Transportation funding is really PSRC’s hammer
November 28, 2008 · Updated 12:06 PM
Sound Off is a public forum. Opinions are selected from letters to the editor or may be written specifically for this feature. Today, Kitsap Alliance of Property Owners (KAPO) president Karl Duff, a Port Orchard resident, argues that the Puget Sound Regional Council, in which Kitsap County participates is a environmental extremist organization that has as its goal restricting your freedom to drive your own automobile.
Because of federal and state funding associated with transportation projects in Washington state, transportation planning has a dual impact on all policy development.
Planning is first directed toward accomplishment of the overall environmental and development goals. Then the Puget Sound Regional Council — of which Kitsap County is a member, but with little or no influence — invokes a funding priority scheme that favors those in compliance with its “Vision 2040” objectives.
Because Kitsap’s actual transportation funding over the past 10 years is also a relevant subject of interest, the Kitsap Alliance of Property Owners is conducting a separate review and report of that issue, to include both the funding sources and their actual application and funding.
The Vision 2040 strategy and priorities are directed toward nothing less than eliminating the automobile as a common means of transportation and forcing use of mass transit.
The strategy contains statements such as:
• strategies that reduce demand for drive-alone travel will continue to become even more important in the future; and,
• demand management reduces the rate of growth – as well as the overall number – of people driving alone. This results in less traffic congestion, fewer vehicle emissions, and less fuel consumption.
In the context of these strategies, there is no mention of civic or personal preference or time impact on those who will be forced to “choose” mass transit as the right answer to their commute needs.
No doubt there are people potentially interested in providing their own views in these matters.
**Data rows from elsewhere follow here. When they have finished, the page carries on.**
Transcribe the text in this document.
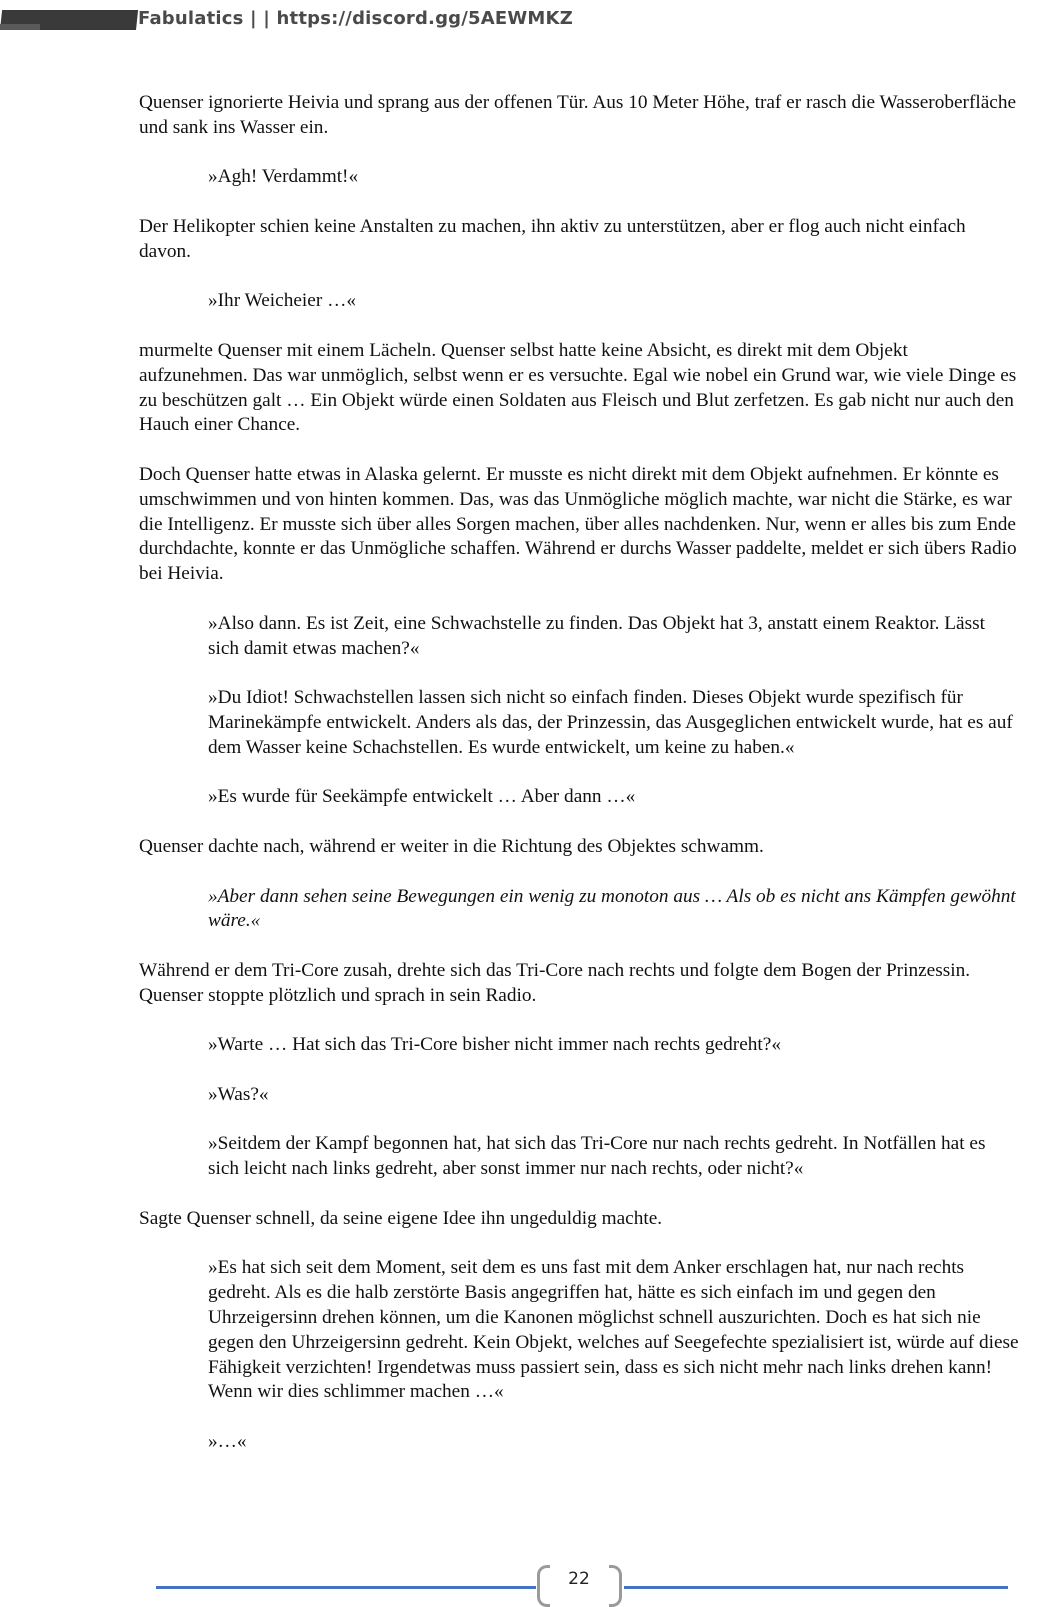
Fabulatics | | https://discord.gg/5AEWMKZ

Quenser ignorierte Heivia und sprang aus der offenen Tür. Aus 10 Meter Höhe, traf er rasch die Wasseroberfläche und sank ins Wasser ein.

»Agh! Verdammt!«

Der Helikopter schien keine Anstalten zu machen, ihn aktiv zu unterstützen, aber er flog auch nicht einfach davon.

»Ihr Weicheier …«

murmelte Quenser mit einem Lächeln. Quenser selbst hatte keine Absicht, es direkt mit dem Objekt aufzunehmen. Das war unmöglich, selbst wenn er es versuchte. Egal wie nobel ein Grund war, wie viele Dinge es zu beschützen galt … Ein Objekt würde einen Soldaten aus Fleisch und Blut zerfetzen. Es gab nicht nur auch den Hauch einer Chance.

Doch Quenser hatte etwas in Alaska gelernt. Er musste es nicht direkt mit dem Objekt aufnehmen. Er könnte es umschwimmen und von hinten kommen. Das, was das Unmögliche möglich machte, war nicht die Stärke, es war die Intelligenz. Er musste sich über alles Sorgen machen, über alles nachdenken. Nur, wenn er alles bis zum Ende durchdachte, konnte er das Unmögliche schaffen. Während er durchs Wasser paddelte, meldet er sich übers Radio bei Heivia.

»Also dann. Es ist Zeit, eine Schwachstelle zu finden. Das Objekt hat 3, anstatt einem Reaktor. Lässt sich damit etwas machen?«

»Du Idiot! Schwachstellen lassen sich nicht so einfach finden. Dieses Objekt wurde spezifisch für Marinekämpfe entwickelt. Anders als das, der Prinzessin, das Ausgeglichen entwickelt wurde, hat es auf dem Wasser keine Schachstellen. Es wurde entwickelt, um keine zu haben.«

»Es wurde für Seekämpfe entwickelt … Aber dann …«

Quenser dachte nach, während er weiter in die Richtung des Objektes schwamm.

»Aber dann sehen seine Bewegungen ein wenig zu monoton aus … Als ob es nicht ans Kämpfen gewöhnt wäre.«

Während er dem Tri-Core zusah, drehte sich das Tri-Core nach rechts und folgte dem Bogen der Prinzessin. Quenser stoppte plötzlich und sprach in sein Radio.

»Warte … Hat sich das Tri-Core bisher nicht immer nach rechts gedreht?«

»Was?«

»Seitdem der Kampf begonnen hat, hat sich das Tri-Core nur nach rechts gedreht. In Notfällen hat es sich leicht nach links gedreht, aber sonst immer nur nach rechts, oder nicht?«

Sagte Quenser schnell, da seine eigene Idee ihn ungeduldig machte.

»Es hat sich seit dem Moment, seit dem es uns fast mit dem Anker erschlagen hat, nur nach rechts gedreht. Als es die halb zerstörte Basis angegriffen hat, hätte es sich einfach im und gegen den Uhrzeigersinn drehen können, um die Kanonen möglichst schnell auszurichten. Doch es hat sich nie gegen den Uhrzeigersinn gedreht. Kein Objekt, welches auf Seegefechte spezialisiert ist, würde auf diese Fähigkeit verzichten! Irgendetwas muss passiert sein, dass es sich nicht mehr nach links drehen kann! Wenn wir dies schlimmer machen …«

»…«

22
There is no provision for this in Vision 2040.
Vision 2040 transportation arguments and tactics involve both financial coercion, tax redistribution and environmental idealogy that is no longer scientifically supported.
Following are some of the policy identifiers:
• Reduce the need for new capital improvements through investments in ... demand management strategies;
• Increase the proportion of trips made by transportation modes that are an alternative to driving;
• Foster a less polluting system that reduces the negative effects ... on the climate and natural environment;
• Develop a transportation system that minimizes negative impact on human health.”
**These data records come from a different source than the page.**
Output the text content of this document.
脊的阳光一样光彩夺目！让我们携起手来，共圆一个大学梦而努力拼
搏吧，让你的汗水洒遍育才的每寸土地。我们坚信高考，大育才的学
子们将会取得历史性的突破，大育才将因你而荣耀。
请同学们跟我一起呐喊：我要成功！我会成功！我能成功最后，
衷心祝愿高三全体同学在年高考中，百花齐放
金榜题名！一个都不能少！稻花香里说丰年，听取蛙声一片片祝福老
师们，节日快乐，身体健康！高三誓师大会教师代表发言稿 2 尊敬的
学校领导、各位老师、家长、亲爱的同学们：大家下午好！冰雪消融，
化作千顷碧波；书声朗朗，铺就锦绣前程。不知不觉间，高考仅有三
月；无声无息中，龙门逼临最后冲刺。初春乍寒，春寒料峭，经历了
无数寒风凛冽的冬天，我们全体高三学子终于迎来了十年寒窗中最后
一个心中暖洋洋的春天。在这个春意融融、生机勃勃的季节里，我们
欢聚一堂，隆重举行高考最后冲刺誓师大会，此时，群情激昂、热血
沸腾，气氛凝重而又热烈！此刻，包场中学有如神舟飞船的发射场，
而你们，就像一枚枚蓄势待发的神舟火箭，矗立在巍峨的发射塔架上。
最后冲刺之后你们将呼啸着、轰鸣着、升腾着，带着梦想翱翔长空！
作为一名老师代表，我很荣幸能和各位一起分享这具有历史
• Prioritize investments in transportation facilities and services in the urban growth areas that support compact, pedestrian and transit-oriented densities and development;
• Avoid construction of major roads and capacity expansion on existing roads in rural and resource areas; and,
• Promote transportation financing methods, such as user fees, tolls, and pricing, that sustains maintenance, preservation, and operation of facilities and reflect the cost imposed by users.”
Those policies reduce individual choice for use of the automobile and will discourage use of the automobile by reducing improvements to roads.
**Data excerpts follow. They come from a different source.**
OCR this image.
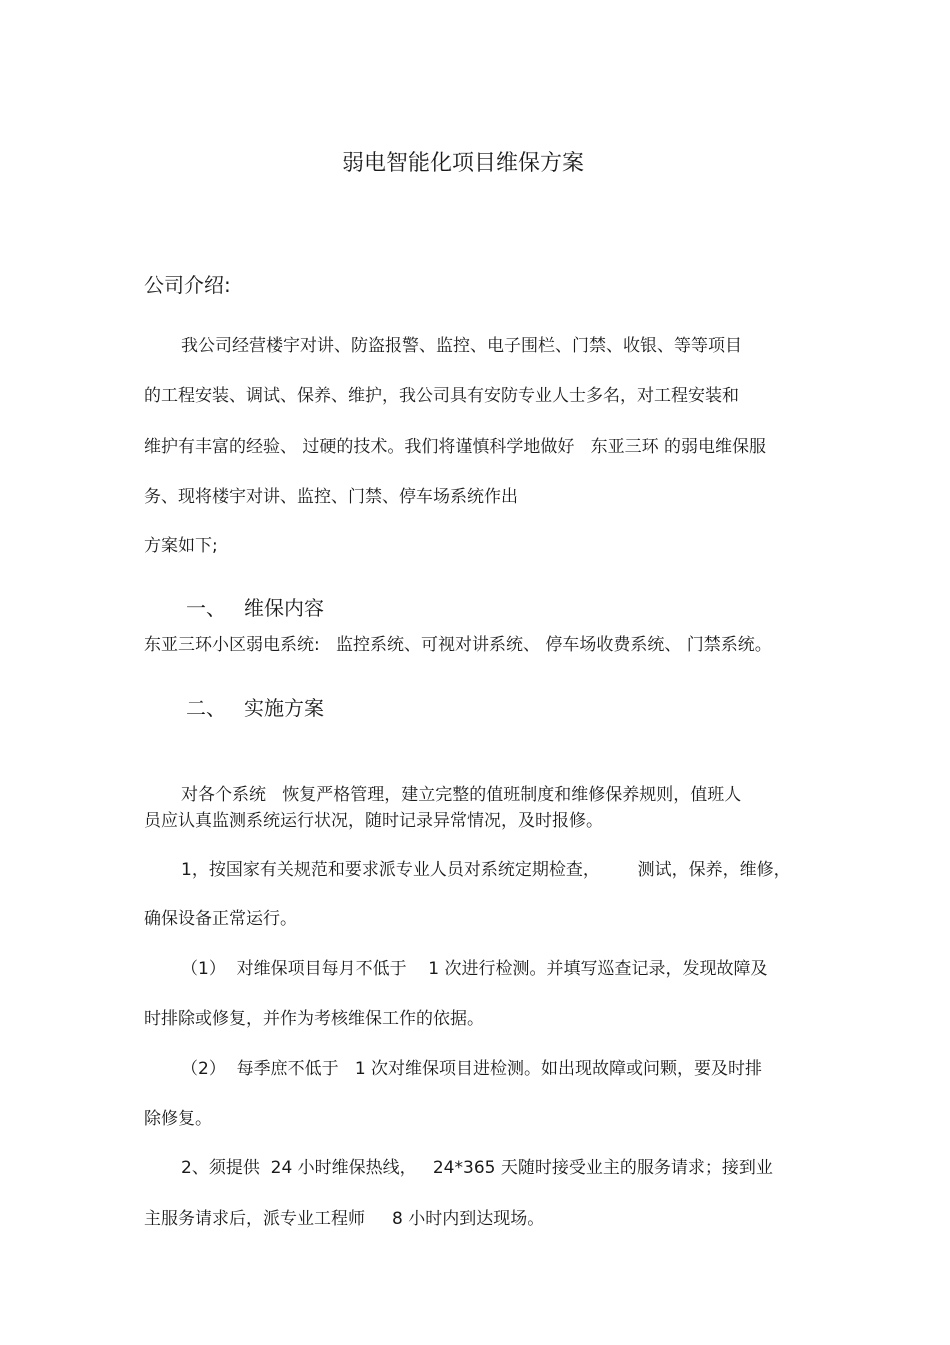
弱电智能化项目维保方案
公司介绍:
我公司经营楼宇对讲、防盗报警、监控、电子围栏、门禁、收银、等等项目
的工程安装、调试、保养、维护，我公司具有安防专业人士多名，对工程安装和
维护有丰富的经验、 过硬的技术。我们将谨慎科学地做好   东亚三环 的弱电维保服
务、现将楼宇对讲、监控、门禁、停车场系统作出
方案如下;
一、 维保内容
东亚三环小区弱电系统:   监控系统、可视对讲系统、 停车场收费系统、 门禁系统。
二、 实施方案
对各个系统   恢复严格管理，建立完整的值班制度和维修保养规则，值班人
员应认真监测系统运行状况，随时记录异常情况，及时报修。
1，按国家有关规范和要求派专业人员对系统定期检查，       测试，保养，维修，
确保设备正常运行。
（1）  对维保项目每月不低于    1 次进行检测。并填写巡查记录，发现故障及
时排除或修复，并作为考核维保工作的依据。
（2）  每季庶不低于   1 次对维保项目进检测。如出现故障或问颗，要及时排
除修复。
2、须提供  24 小时维保热线，   24*365 天随时接受业主的服务请求；接到业
主服务请求后，派专业工程师     8 小时内到达现场。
In addition to the taxes taken and used to create other modes of transportation, car drivers will be faced with an ever increasing variety of tolls and fees to force them out of their vehicles.
Loss of vehicles will significantly impact paying off existing public bonds supported by tolls, gasoline taxes, excise taxes and sales taxes.
Taxes collected for road use will be diverted to other “more efficient” modes.
Rural residents will simply be required to pay for road services not provided.
(The reader might even inquire as to whether these policies may be already in place, since it is frequently observed that most of our taxes seem to wind up somewhere other than road improvements!)
Policies that use funding extortion to force compliance should alone be enough to reasonably eliminate submission to PSRC and to terminate it as a Kitsap policy entity.
Those elected and empowered to govern Kitsap County should object to usurpation of their responsibilities as well as the policies themselves and the funding coercion in place to enforce them.
Wrongly convinced that our planet is dying, environmental concerns, climate control and populist rural-preservation goals are being employed by an entire generation of bureaucracies now firmly entrenched.
They are determined to have their way using transportation financing as their hammer.
Concepts of personal freedom and choice in home location and selection and personal transportation will perish on the altar of environment and mass transit. Why should residents of Kitsap County expect to benefit from policies of a governing board we don’t know and didn’t elect rather than our own elected representatives?